Resulullah birinci hadiste "Ensar eğlentiyi sever" buyurarak, düğün vesilesiyle  eğlenti yapılmasını teşvik ediyor. Bunun anlaşılması için, daha önce açıkladığımız üzere, Müslümanların hayatında ayrı bir eğlence programının olmadığını bilmek gerekir. İnsanın eğlenme ihtiyacı, birkısım düğün davet ve merasimlerle karşılanacaktır. Zamanımızda eğlence, radyo, teyp, video ve televizyon gibi vasıtalarla her günümüze ve hatta her saatimize girdiği için, düğünlerin de o devirdeki gibi defli ve sesli olmasında ısrar edilmeyebilir. Üstelik caiz olan def ve ses yerine, caiz olmayan çalgı ve şarkılar kaim olmuştur. Bu sebeple dindar çevrelerde geliştirilen mevlütlü düğünlerimiz, zahirde sünnete zıd da görünse, şayan-ı tercih olmalıdır. Böylece pekçok menhiyyatın önüne sed çekilmiş olur.

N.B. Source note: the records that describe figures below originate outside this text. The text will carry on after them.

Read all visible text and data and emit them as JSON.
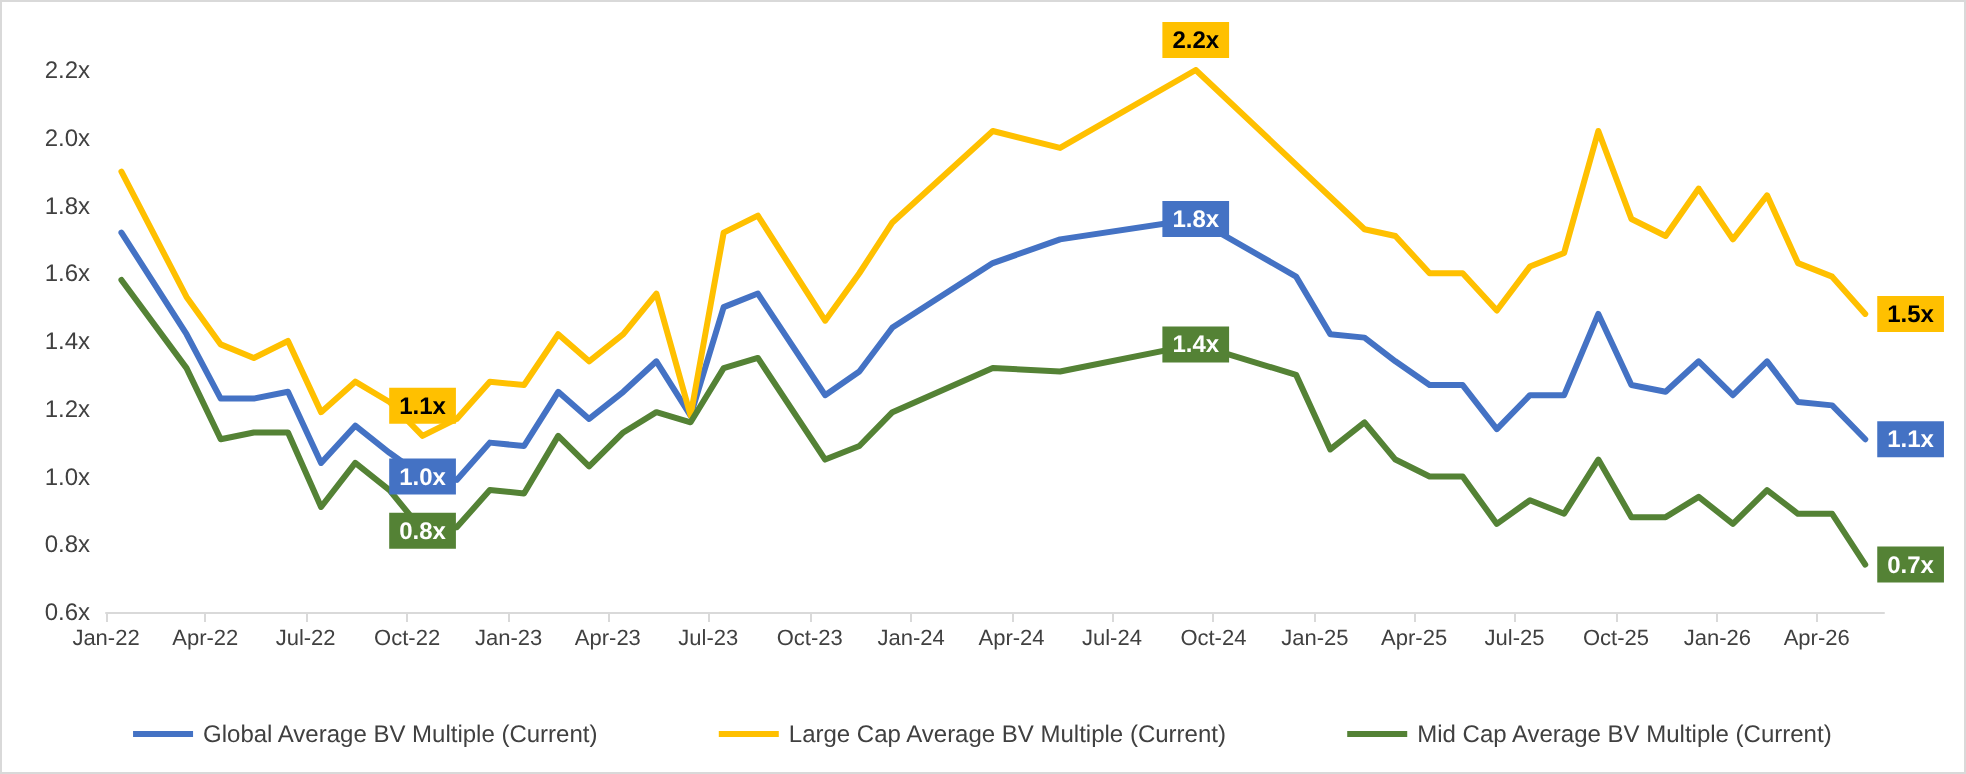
{
  "chart_data": {
    "type": "line",
    "marker": "none",
    "line_style": "solid",
    "grid": false,
    "legend": "bottom",
    "xlim": [
      "2022-01-01",
      "2026-06-01"
    ],
    "xticks": [
      {
        "value": "2022-01-01",
        "label": "Jan-22"
      },
      {
        "value": "2022-04-01",
        "label": "Apr-22"
      },
      {
        "value": "2022-07-01",
        "label": "Jul-22"
      },
      {
        "value": "2022-10-01",
        "label": "Oct-22"
      },
      {
        "value": "2023-01-01",
        "label": "Jan-23"
      },
      {
        "value": "2023-04-01",
        "label": "Apr-23"
      },
      {
        "value": "2023-07-01",
        "label": "Jul-23"
      },
      {
        "value": "2023-10-01",
        "label": "Oct-23"
      },
      {
        "value": "2024-01-01",
        "label": "Jan-24"
      },
      {
        "value": "2024-04-01",
        "label": "Apr-24"
      },
      {
        "value": "2024-07-01",
        "label": "Jul-24"
      },
      {
        "value": "2024-10-01",
        "label": "Oct-24"
      },
      {
        "value": "2025-01-01",
        "label": "Jan-25"
      },
      {
        "value": "2025-04-01",
        "label": "Apr-25"
      },
      {
        "value": "2025-07-01",
        "label": "Jul-25"
      },
      {
        "value": "2025-10-01",
        "label": "Oct-25"
      },
      {
        "value": "2026-01-01",
        "label": "Jan-26"
      },
      {
        "value": "2026-04-01",
        "label": "Apr-26"
      }
    ],
    "ylim": [
      0.6,
      2.2
    ],
    "yticks": [
      {
        "value": 0.6,
        "label": "0.6x"
      },
      {
        "value": 0.8,
        "label": "0.8x"
      },
      {
        "value": 1.0,
        "label": "1.0x"
      },
      {
        "value": 1.2,
        "label": "1.2x"
      },
      {
        "value": 1.4,
        "label": "1.4x"
      },
      {
        "value": 1.6,
        "label": "1.6x"
      },
      {
        "value": 1.8,
        "label": "1.8x"
      },
      {
        "value": 2.0,
        "label": "2.0x"
      },
      {
        "value": 2.2,
        "label": "2.2x"
      }
    ],
    "series": [
      {
        "name": "Global Average BV Multiple (Current)",
        "color": "#4472c4",
        "x": [
          "2022-01-15",
          "2022-03-15",
          "2022-04-15",
          "2022-05-15",
          "2022-06-15",
          "2022-07-15",
          "2022-08-15",
          "2022-09-15",
          "2022-10-15",
          "2022-11-15",
          "2022-12-15",
          "2023-01-15",
          "2023-02-15",
          "2023-03-15",
          "2023-04-15",
          "2023-05-15",
          "2023-06-15",
          "2023-07-15",
          "2023-08-15",
          "2023-10-15",
          "2023-11-15",
          "2023-12-15",
          "2024-03-15",
          "2024-05-15",
          "2024-09-15",
          "2024-12-15",
          "2025-01-15",
          "2025-02-15",
          "2025-03-15",
          "2025-04-15",
          "2025-05-15",
          "2025-06-15",
          "2025-07-15",
          "2025-08-15",
          "2025-09-15",
          "2025-10-15",
          "2025-11-15",
          "2025-12-15",
          "2026-01-15",
          "2026-02-15",
          "2026-03-15",
          "2026-04-15",
          "2026-05-15"
        ],
        "values": [
          1.72,
          1.42,
          1.23,
          1.23,
          1.25,
          1.04,
          1.15,
          1.07,
          1.0,
          0.99,
          1.1,
          1.09,
          1.25,
          1.17,
          1.25,
          1.34,
          1.18,
          1.5,
          1.54,
          1.24,
          1.31,
          1.44,
          1.63,
          1.7,
          1.76,
          1.59,
          1.42,
          1.41,
          1.34,
          1.27,
          1.27,
          1.14,
          1.24,
          1.24,
          1.48,
          1.27,
          1.25,
          1.34,
          1.24,
          1.34,
          1.22,
          1.21,
          1.11
        ],
        "value_labels": [
          null,
          null,
          null,
          null,
          null,
          null,
          null,
          null,
          "1.0x",
          null,
          null,
          null,
          null,
          null,
          null,
          null,
          null,
          null,
          null,
          null,
          null,
          null,
          null,
          null,
          "1.8x",
          null,
          null,
          null,
          null,
          null,
          null,
          null,
          null,
          null,
          null,
          null,
          null,
          null,
          null,
          null,
          null,
          null,
          "1.1x"
        ]
      },
      {
        "name": "Large Cap Average BV Multiple (Current)",
        "color": "#ffc000",
        "x": [
          "2022-01-15",
          "2022-03-15",
          "2022-04-15",
          "2022-05-15",
          "2022-06-15",
          "2022-07-15",
          "2022-08-15",
          "2022-09-15",
          "2022-10-15",
          "2022-11-15",
          "2022-12-15",
          "2023-01-15",
          "2023-02-15",
          "2023-03-15",
          "2023-04-15",
          "2023-05-15",
          "2023-06-15",
          "2023-07-15",
          "2023-08-15",
          "2023-10-15",
          "2023-11-15",
          "2023-12-15",
          "2024-03-15",
          "2024-05-15",
          "2024-09-15",
          "2025-02-15",
          "2025-03-15",
          "2025-04-15",
          "2025-05-15",
          "2025-06-15",
          "2025-07-15",
          "2025-08-15",
          "2025-09-15",
          "2025-10-15",
          "2025-11-15",
          "2025-12-15",
          "2026-01-15",
          "2026-02-15",
          "2026-03-15",
          "2026-04-15",
          "2026-05-15"
        ],
        "values": [
          1.9,
          1.53,
          1.39,
          1.35,
          1.4,
          1.19,
          1.28,
          1.22,
          1.12,
          1.17,
          1.28,
          1.27,
          1.42,
          1.34,
          1.42,
          1.54,
          1.18,
          1.72,
          1.77,
          1.46,
          1.6,
          1.75,
          2.02,
          1.97,
          2.2,
          1.73,
          1.71,
          1.6,
          1.6,
          1.49,
          1.62,
          1.66,
          2.02,
          1.76,
          1.71,
          1.85,
          1.7,
          1.83,
          1.63,
          1.59,
          1.48
        ],
        "value_labels": [
          null,
          null,
          null,
          null,
          null,
          null,
          null,
          null,
          "1.1x",
          null,
          null,
          null,
          null,
          null,
          null,
          null,
          null,
          null,
          null,
          null,
          null,
          null,
          null,
          null,
          "2.2x",
          null,
          null,
          null,
          null,
          null,
          null,
          null,
          null,
          null,
          null,
          null,
          null,
          null,
          null,
          null,
          "1.5x"
        ]
      },
      {
        "name": "Mid Cap Average BV Multiple (Current)",
        "color": "#548235",
        "x": [
          "2022-01-15",
          "2022-03-15",
          "2022-04-15",
          "2022-05-15",
          "2022-06-15",
          "2022-07-15",
          "2022-08-15",
          "2022-09-15",
          "2022-10-15",
          "2022-11-15",
          "2022-12-15",
          "2023-01-15",
          "2023-02-15",
          "2023-03-15",
          "2023-04-15",
          "2023-05-15",
          "2023-06-15",
          "2023-07-15",
          "2023-08-15",
          "2023-10-15",
          "2023-11-15",
          "2023-12-15",
          "2024-03-15",
          "2024-05-15",
          "2024-09-15",
          "2024-12-15",
          "2025-01-15",
          "2025-02-15",
          "2025-03-15",
          "2025-04-15",
          "2025-05-15",
          "2025-06-15",
          "2025-07-15",
          "2025-08-15",
          "2025-09-15",
          "2025-10-15",
          "2025-11-15",
          "2025-12-15",
          "2026-01-15",
          "2026-02-15",
          "2026-03-15",
          "2026-04-15",
          "2026-05-15"
        ],
        "values": [
          1.58,
          1.32,
          1.11,
          1.13,
          1.13,
          0.91,
          1.04,
          0.96,
          0.84,
          0.85,
          0.96,
          0.95,
          1.12,
          1.03,
          1.13,
          1.19,
          1.16,
          1.32,
          1.35,
          1.05,
          1.09,
          1.19,
          1.32,
          1.31,
          1.39,
          1.3,
          1.08,
          1.16,
          1.05,
          1.0,
          1.0,
          0.86,
          0.93,
          0.89,
          1.05,
          0.88,
          0.88,
          0.94,
          0.86,
          0.96,
          0.89,
          0.89,
          0.74
        ],
        "value_labels": [
          null,
          null,
          null,
          null,
          null,
          null,
          null,
          null,
          "0.8x",
          null,
          null,
          null,
          null,
          null,
          null,
          null,
          null,
          null,
          null,
          null,
          null,
          null,
          null,
          null,
          "1.4x",
          null,
          null,
          null,
          null,
          null,
          null,
          null,
          null,
          null,
          null,
          null,
          null,
          null,
          null,
          null,
          null,
          null,
          "0.7x"
        ]
      }
    ]
  }
}
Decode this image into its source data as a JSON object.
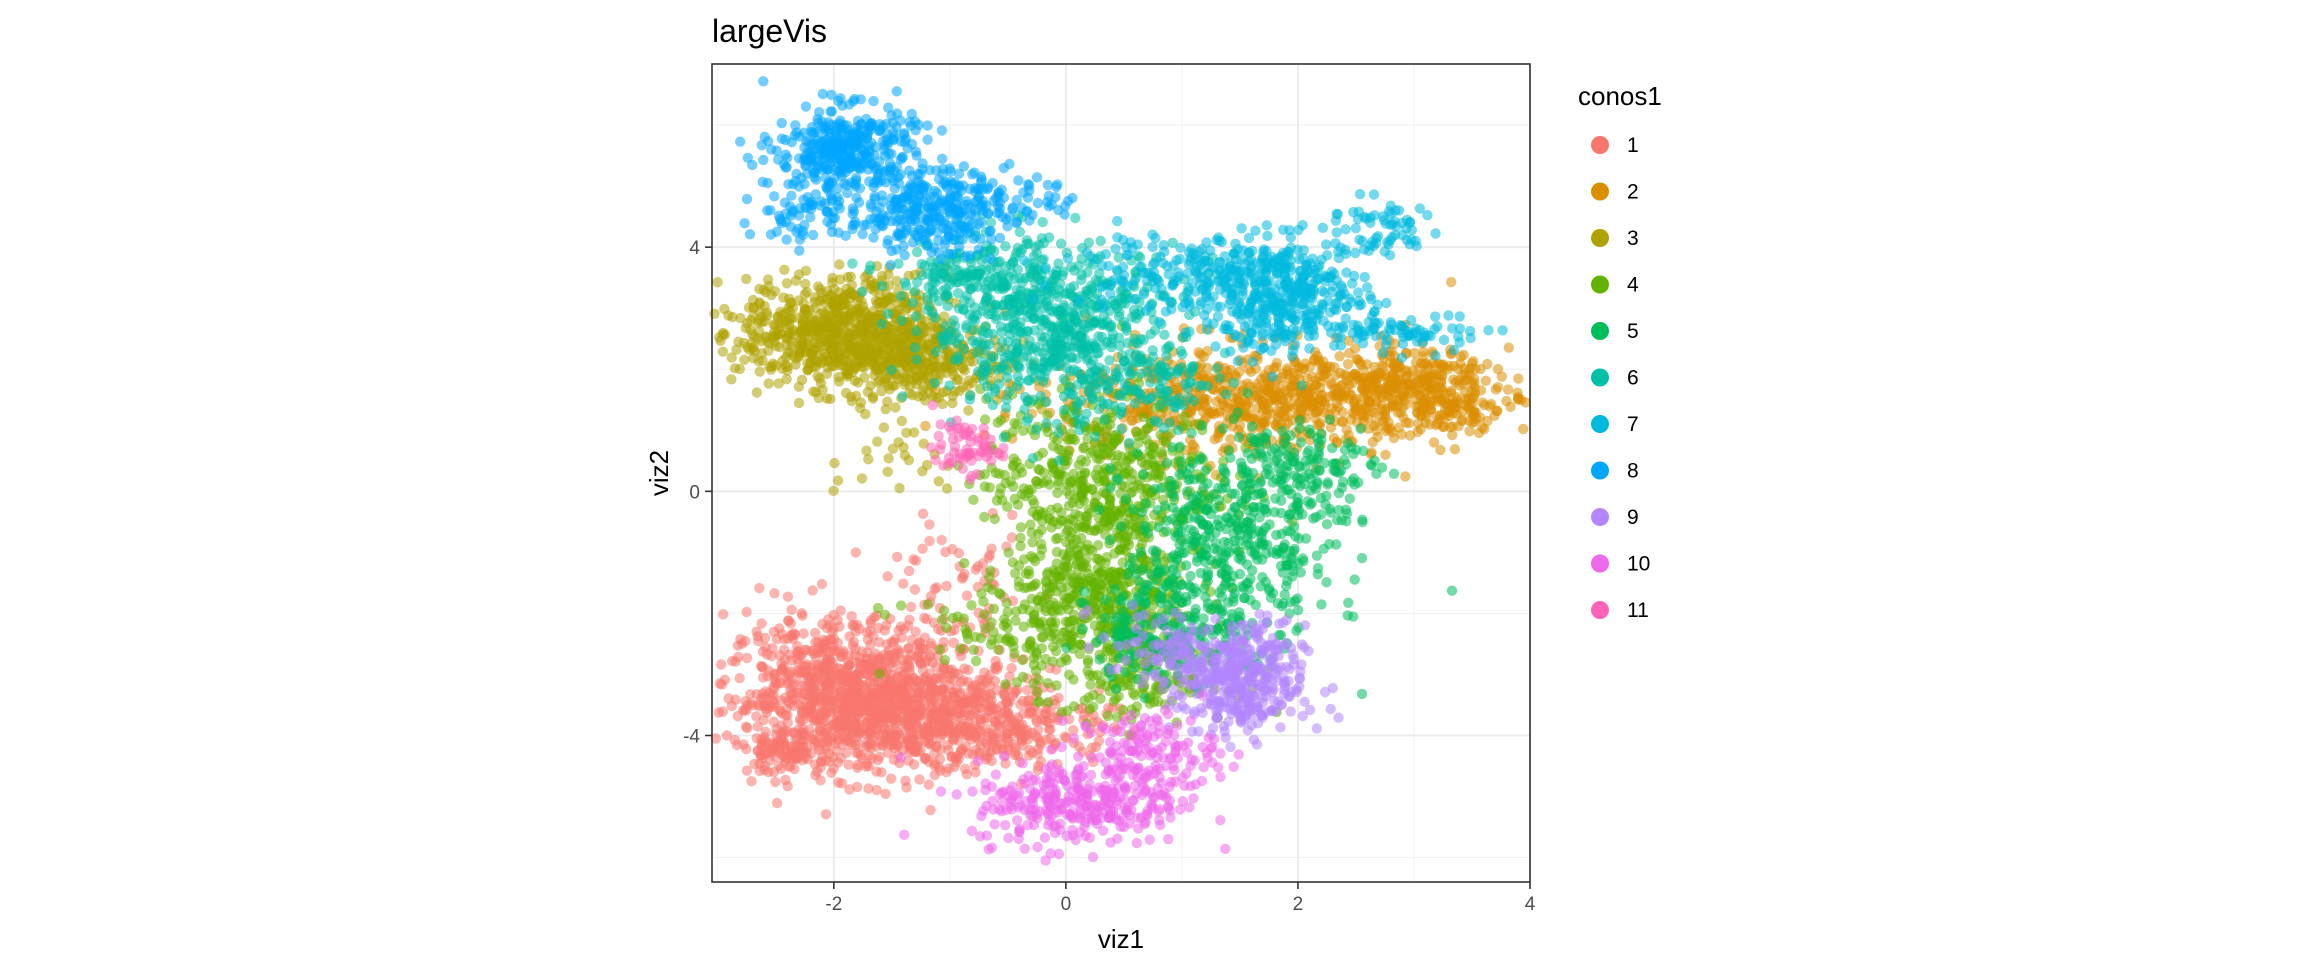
{
  "chart_data": {
    "type": "scatter",
    "title": "largeVis",
    "xlabel": "viz1",
    "ylabel": "viz2",
    "xlim": [
      -3.05,
      4.0
    ],
    "ylim": [
      -6.4,
      7.0
    ],
    "xticks": [
      -2,
      0,
      2,
      4
    ],
    "yticks": [
      -4,
      0,
      4
    ],
    "grid": true,
    "point_opacity": 0.55,
    "legend": {
      "title": "conos1",
      "placement": "right",
      "entries": [
        "1",
        "2",
        "3",
        "4",
        "5",
        "6",
        "7",
        "8",
        "9",
        "10",
        "11"
      ]
    },
    "series": [
      {
        "name": "1",
        "color": "#F8766D",
        "clusters": [
          {
            "cx": -1.9,
            "cy": -3.3,
            "sx": 0.5,
            "sy": 0.6,
            "n": 900
          },
          {
            "cx": -1.2,
            "cy": -3.7,
            "sx": 0.45,
            "sy": 0.45,
            "n": 500
          },
          {
            "cx": -2.45,
            "cy": -4.3,
            "sx": 0.18,
            "sy": 0.15,
            "n": 80
          },
          {
            "cx": -0.3,
            "cy": -3.8,
            "sx": 0.4,
            "sy": 0.35,
            "n": 180
          },
          {
            "cx": -0.9,
            "cy": -1.6,
            "sx": 0.3,
            "sy": 0.5,
            "n": 60
          }
        ]
      },
      {
        "name": "2",
        "color": "#DB8E00",
        "clusters": [
          {
            "cx": 1.6,
            "cy": 1.5,
            "sx": 0.9,
            "sy": 0.45,
            "n": 700
          },
          {
            "cx": 2.9,
            "cy": 1.7,
            "sx": 0.45,
            "sy": 0.3,
            "n": 300
          },
          {
            "cx": 3.4,
            "cy": 1.3,
            "sx": 0.15,
            "sy": 0.15,
            "n": 40
          }
        ]
      },
      {
        "name": "3",
        "color": "#AEA200",
        "clusters": [
          {
            "cx": -1.9,
            "cy": 2.6,
            "sx": 0.45,
            "sy": 0.45,
            "n": 750
          },
          {
            "cx": -1.2,
            "cy": 2.1,
            "sx": 0.35,
            "sy": 0.35,
            "n": 250
          },
          {
            "cx": -1.4,
            "cy": 0.5,
            "sx": 0.3,
            "sy": 0.3,
            "n": 25
          }
        ]
      },
      {
        "name": "4",
        "color": "#64B200",
        "clusters": [
          {
            "cx": 0.3,
            "cy": 0.2,
            "sx": 0.5,
            "sy": 0.7,
            "n": 500
          },
          {
            "cx": 0.3,
            "cy": -1.8,
            "sx": 0.4,
            "sy": 0.7,
            "n": 450
          },
          {
            "cx": 0.7,
            "cy": -3.1,
            "sx": 0.35,
            "sy": 0.3,
            "n": 120
          },
          {
            "cx": -0.4,
            "cy": -2.2,
            "sx": 0.5,
            "sy": 0.4,
            "n": 100
          }
        ]
      },
      {
        "name": "5",
        "color": "#00BD5C",
        "clusters": [
          {
            "cx": 1.4,
            "cy": -0.9,
            "sx": 0.45,
            "sy": 0.8,
            "n": 450
          },
          {
            "cx": 0.9,
            "cy": -2.3,
            "sx": 0.35,
            "sy": 0.4,
            "n": 200
          },
          {
            "cx": 2.0,
            "cy": 0.4,
            "sx": 0.35,
            "sy": 0.4,
            "n": 150
          }
        ]
      },
      {
        "name": "6",
        "color": "#00C1A7",
        "clusters": [
          {
            "cx": -0.1,
            "cy": 2.7,
            "sx": 0.55,
            "sy": 0.65,
            "n": 650
          },
          {
            "cx": -0.8,
            "cy": 3.5,
            "sx": 0.35,
            "sy": 0.3,
            "n": 150
          },
          {
            "cx": 0.6,
            "cy": 1.7,
            "sx": 0.4,
            "sy": 0.4,
            "n": 120
          }
        ]
      },
      {
        "name": "7",
        "color": "#00BADE",
        "clusters": [
          {
            "cx": 1.9,
            "cy": 3.2,
            "sx": 0.35,
            "sy": 0.45,
            "n": 400
          },
          {
            "cx": 1.0,
            "cy": 3.6,
            "sx": 0.5,
            "sy": 0.35,
            "n": 180
          },
          {
            "cx": 2.7,
            "cy": 4.3,
            "sx": 0.25,
            "sy": 0.25,
            "n": 60
          },
          {
            "cx": 3.0,
            "cy": 2.6,
            "sx": 0.3,
            "sy": 0.15,
            "n": 70
          }
        ]
      },
      {
        "name": "8",
        "color": "#00A6FF",
        "clusters": [
          {
            "cx": -1.9,
            "cy": 5.6,
            "sx": 0.3,
            "sy": 0.35,
            "n": 350
          },
          {
            "cx": -1.2,
            "cy": 4.6,
            "sx": 0.35,
            "sy": 0.35,
            "n": 300
          },
          {
            "cx": -2.3,
            "cy": 4.6,
            "sx": 0.2,
            "sy": 0.3,
            "n": 60
          },
          {
            "cx": -0.5,
            "cy": 4.8,
            "sx": 0.3,
            "sy": 0.2,
            "n": 50
          }
        ]
      },
      {
        "name": "9",
        "color": "#B385FF",
        "clusters": [
          {
            "cx": 1.5,
            "cy": -3.1,
            "sx": 0.28,
            "sy": 0.45,
            "n": 400
          },
          {
            "cx": 0.8,
            "cy": -2.5,
            "sx": 0.25,
            "sy": 0.3,
            "n": 60
          }
        ]
      },
      {
        "name": "10",
        "color": "#EF67EB",
        "clusters": [
          {
            "cx": 0.1,
            "cy": -5.1,
            "sx": 0.45,
            "sy": 0.35,
            "n": 300
          },
          {
            "cx": 0.7,
            "cy": -4.3,
            "sx": 0.3,
            "sy": 0.35,
            "n": 150
          }
        ]
      },
      {
        "name": "11",
        "color": "#FF63B6",
        "clusters": [
          {
            "cx": -0.85,
            "cy": 0.7,
            "sx": 0.15,
            "sy": 0.2,
            "n": 60
          }
        ]
      }
    ]
  }
}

Ama bu hadislerde vurgulanan husus ihmal edilmemeli: Düğünler alenî olacak, sesli olacak, ilan edilmiş olacak. Mevlütlü düğünler bu manayı yeterince îfa etmektedir.[4]

 

ـ5639 ـ4ـ وعن عَمْرو بن شُعيبٍ عن أبيه عن جَدّهِ قال: ]قَالَ رَسُولُ اللّهِ #: إذَا تَزَوَّجَ أَحَدُكُمُ امْرَأةً أوِ اشْتَرَى خَادِماً فَلْيَقُلْ: اَللَّهُمَّ إنِّي أسْألُكَ خَيْرَهَا وَخَيْرَ مَا جَبَلْتَهَا عَلَيْهِ؛ وَأعُوذُ بِكَ مِنْ شَرِّهَا وَشَرِّ مَا جَبَلْتَهَا عَلَيْهِ؛ وإنِ اشْتَرى بَعِيراً فَلْيَأخُذْ بِذِرْوَتِهِ، وَلْيَقُلْ مِثْلَ ذلِكَ[. أخرجه أبو داود .

 

4. (5639)- Amr İbnu Şuayb an ebihi an ceddihi anlatıyor: "Resulullah (aleyhissalâtu vesselâm) buyurdular ki:

"Biriniz bir  kadınla evlenir veya bir  köle satın alırsa şöyle dua etsin: "Allahım, ben bunun hayırlı olmasını ve hayırlı bir yaratılış üzere olmasını diliyorum. Onun şerrinden ve şerli bir tabiat üzere olmasından sana sığınıyorum.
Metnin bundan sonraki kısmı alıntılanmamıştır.